This covers the input power connections, control & protections, and inverter auxiliary supplies.
In keeping with the design philosophy that minimizes the unit’s dependency on the enclosure, 45A Anderson PowerPoles are used to connect to a power source. They are quite effective in providing low connection impedance and ease of use. I do have concern for the long-term mechanical durability of the PCB mounts, particularly with a 30mil board, since the insertion force is considerable. This is why a strap is placed around the connector. Note that Anderson offers mounting “wings” for this application but they triple the width of the connector footprint.
The entire unit is fuse protected with two paralleled 30A automotive-style MINI fuses. These are the highest amperage value available in that form factor and overall occupy the smallest space. The fuses connect to the input of the Solid State Relay (SSR) and power switch S201. The switch is a low current (rated 5A) that powers the start circuit and auxiliary supply. Switching of power to the inverter bridge is handled by the SSR. This scheme avoids the use of a bulky high-current mechanical switch, enables inrush management, and eliminates sparks as a potential ignition source.
The start (switched) circuit is protected by a PCB mounted 1.6A fuse (F203). It is intended to disable the unit if an internal short develops, or connected with reverse polarity or to excessive voltage. As described in the Overview of Operation, the start circuit’s main function is to provide over-volt protection and that detail won’t be repeated here. Essentially it consists of pass transistor Q205 and provides two levels of over-volt protection. The first level is non-destructive and disables the unit if connected to a source in excess of 16V but less than 30V. The second layer engages a zener shunt that opens F203.

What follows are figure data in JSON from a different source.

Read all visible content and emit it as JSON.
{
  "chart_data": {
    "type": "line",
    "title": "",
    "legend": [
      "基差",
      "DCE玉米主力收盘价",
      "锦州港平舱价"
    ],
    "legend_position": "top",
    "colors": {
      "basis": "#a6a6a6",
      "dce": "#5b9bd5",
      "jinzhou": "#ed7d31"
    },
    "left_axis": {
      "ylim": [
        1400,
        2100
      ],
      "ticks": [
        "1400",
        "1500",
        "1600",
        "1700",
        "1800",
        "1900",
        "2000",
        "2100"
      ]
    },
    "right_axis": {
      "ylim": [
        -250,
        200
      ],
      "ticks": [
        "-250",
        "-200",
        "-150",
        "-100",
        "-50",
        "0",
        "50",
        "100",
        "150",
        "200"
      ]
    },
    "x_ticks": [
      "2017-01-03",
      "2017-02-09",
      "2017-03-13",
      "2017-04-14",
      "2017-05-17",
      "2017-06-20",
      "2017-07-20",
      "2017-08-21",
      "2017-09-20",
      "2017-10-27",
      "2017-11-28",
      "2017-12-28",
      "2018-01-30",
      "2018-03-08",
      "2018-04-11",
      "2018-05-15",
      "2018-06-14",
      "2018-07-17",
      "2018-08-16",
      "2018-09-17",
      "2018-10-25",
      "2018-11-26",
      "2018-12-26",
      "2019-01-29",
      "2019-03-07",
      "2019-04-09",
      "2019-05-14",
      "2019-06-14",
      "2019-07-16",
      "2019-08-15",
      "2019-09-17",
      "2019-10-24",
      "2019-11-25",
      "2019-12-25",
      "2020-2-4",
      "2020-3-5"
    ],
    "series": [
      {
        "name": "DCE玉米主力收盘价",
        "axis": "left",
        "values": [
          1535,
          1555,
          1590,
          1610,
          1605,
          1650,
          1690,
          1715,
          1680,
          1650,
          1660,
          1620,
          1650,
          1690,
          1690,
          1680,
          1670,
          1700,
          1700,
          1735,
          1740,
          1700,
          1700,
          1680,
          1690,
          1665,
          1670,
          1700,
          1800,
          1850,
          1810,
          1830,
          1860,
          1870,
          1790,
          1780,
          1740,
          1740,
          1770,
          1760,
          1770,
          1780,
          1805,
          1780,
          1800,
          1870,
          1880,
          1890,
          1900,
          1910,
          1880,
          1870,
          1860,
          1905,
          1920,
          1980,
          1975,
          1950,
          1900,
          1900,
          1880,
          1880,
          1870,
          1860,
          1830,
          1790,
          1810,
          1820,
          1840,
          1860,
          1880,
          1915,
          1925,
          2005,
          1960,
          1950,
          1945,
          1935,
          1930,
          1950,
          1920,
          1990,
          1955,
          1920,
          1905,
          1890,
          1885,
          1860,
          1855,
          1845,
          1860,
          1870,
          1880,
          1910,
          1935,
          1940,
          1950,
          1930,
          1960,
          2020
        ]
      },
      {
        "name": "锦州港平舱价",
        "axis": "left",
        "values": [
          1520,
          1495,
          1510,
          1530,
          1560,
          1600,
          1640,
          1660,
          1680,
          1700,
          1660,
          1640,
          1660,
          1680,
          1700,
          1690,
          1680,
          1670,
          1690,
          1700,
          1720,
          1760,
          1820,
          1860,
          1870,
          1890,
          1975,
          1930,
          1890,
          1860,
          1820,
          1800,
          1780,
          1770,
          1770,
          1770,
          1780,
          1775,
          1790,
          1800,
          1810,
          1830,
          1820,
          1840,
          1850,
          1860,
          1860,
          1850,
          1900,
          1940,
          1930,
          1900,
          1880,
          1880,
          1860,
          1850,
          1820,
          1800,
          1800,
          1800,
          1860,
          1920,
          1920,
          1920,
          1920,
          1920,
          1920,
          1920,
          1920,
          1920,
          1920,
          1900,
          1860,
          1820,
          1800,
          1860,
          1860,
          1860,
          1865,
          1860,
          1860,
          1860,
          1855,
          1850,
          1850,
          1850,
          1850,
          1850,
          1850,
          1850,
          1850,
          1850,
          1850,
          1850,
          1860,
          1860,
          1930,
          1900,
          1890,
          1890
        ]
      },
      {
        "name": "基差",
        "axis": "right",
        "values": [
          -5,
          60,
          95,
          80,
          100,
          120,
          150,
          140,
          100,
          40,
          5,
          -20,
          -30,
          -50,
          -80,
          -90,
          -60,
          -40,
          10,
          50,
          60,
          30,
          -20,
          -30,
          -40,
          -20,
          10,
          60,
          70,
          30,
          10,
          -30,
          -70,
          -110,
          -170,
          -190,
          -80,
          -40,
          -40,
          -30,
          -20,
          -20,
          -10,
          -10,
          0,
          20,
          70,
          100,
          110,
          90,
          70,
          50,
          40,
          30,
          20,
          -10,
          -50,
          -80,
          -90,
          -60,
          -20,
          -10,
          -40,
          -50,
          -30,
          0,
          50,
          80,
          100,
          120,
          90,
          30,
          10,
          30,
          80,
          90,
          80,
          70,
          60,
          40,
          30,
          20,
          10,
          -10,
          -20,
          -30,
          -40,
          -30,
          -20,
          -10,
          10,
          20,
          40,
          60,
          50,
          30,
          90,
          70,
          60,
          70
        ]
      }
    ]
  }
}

U201 is a 6W SMPS in a DIP package. It provides Vcc and, via LDO U202, Vdd supplies to the inverter section. It is connected to the output of pass transistor Q205. The auxiliary supply also powers the cooling fans which are switched by Q207 via controller U101.
The SSR consists of two paralleled MOSFETs, Q202 & Q204, that connect the inverter bridge to the power source. During operation their combined Rds(on) at operating temperatures ~ 90C is less than 4mΩ. When the unit is first powered on they are off and the bridge capacitors, C301-4, are charged via R210. D204 prevents power from the inverter bridge from powering the auxiliary supply when the unit is switched off.
The SSR is connected to the positive input and does not provide reverse polarity protection. The prototype had this but was eliminated to conserve space and reduce cost. The SSR requires a floating gate drive which is accomplished with a simple flyback circuit. It is driven directly by controller U101 with a fixed duty cycle, 100kHz PWM. It provides a stable 15V drive with ~ 0.5V of ripple and a turn-on time less than 100uS.
The inverter bridge contains substantial bulk capacitance - about 4800uF. This is necessary since the input impedance is unknown: connection lead length, wire gauge, and impedance of the source. More capacitance would be better but cost & space become an issue. The design criteria expects lead lengths of about a meter using 10AWG wire connected to a 12V automotive style power system. Under these conditions this bulk capacitance can source full current (~48A) for a switching cycle and will keep the switching frequency ripple under 200mV at full load. Line frequency (60Hz) ripple will be about one volt and is unavoidable.
Ignoring the impedance (e.g. cut-off frequency) of the connection wiring and given:
(A * s) / V = C (1)
Rearranging: (C * V) / s = A (2)
Solving: (0.0048 * 0.2) / 0.00001 = 96A (3)
But extending the time to 4mS, half the width of a 60Hz sine cycle and allowing a 1V drop:
0.0048 / 0.004 = 1.2A (4)
This emphasizes the importance of a low impedance source connection.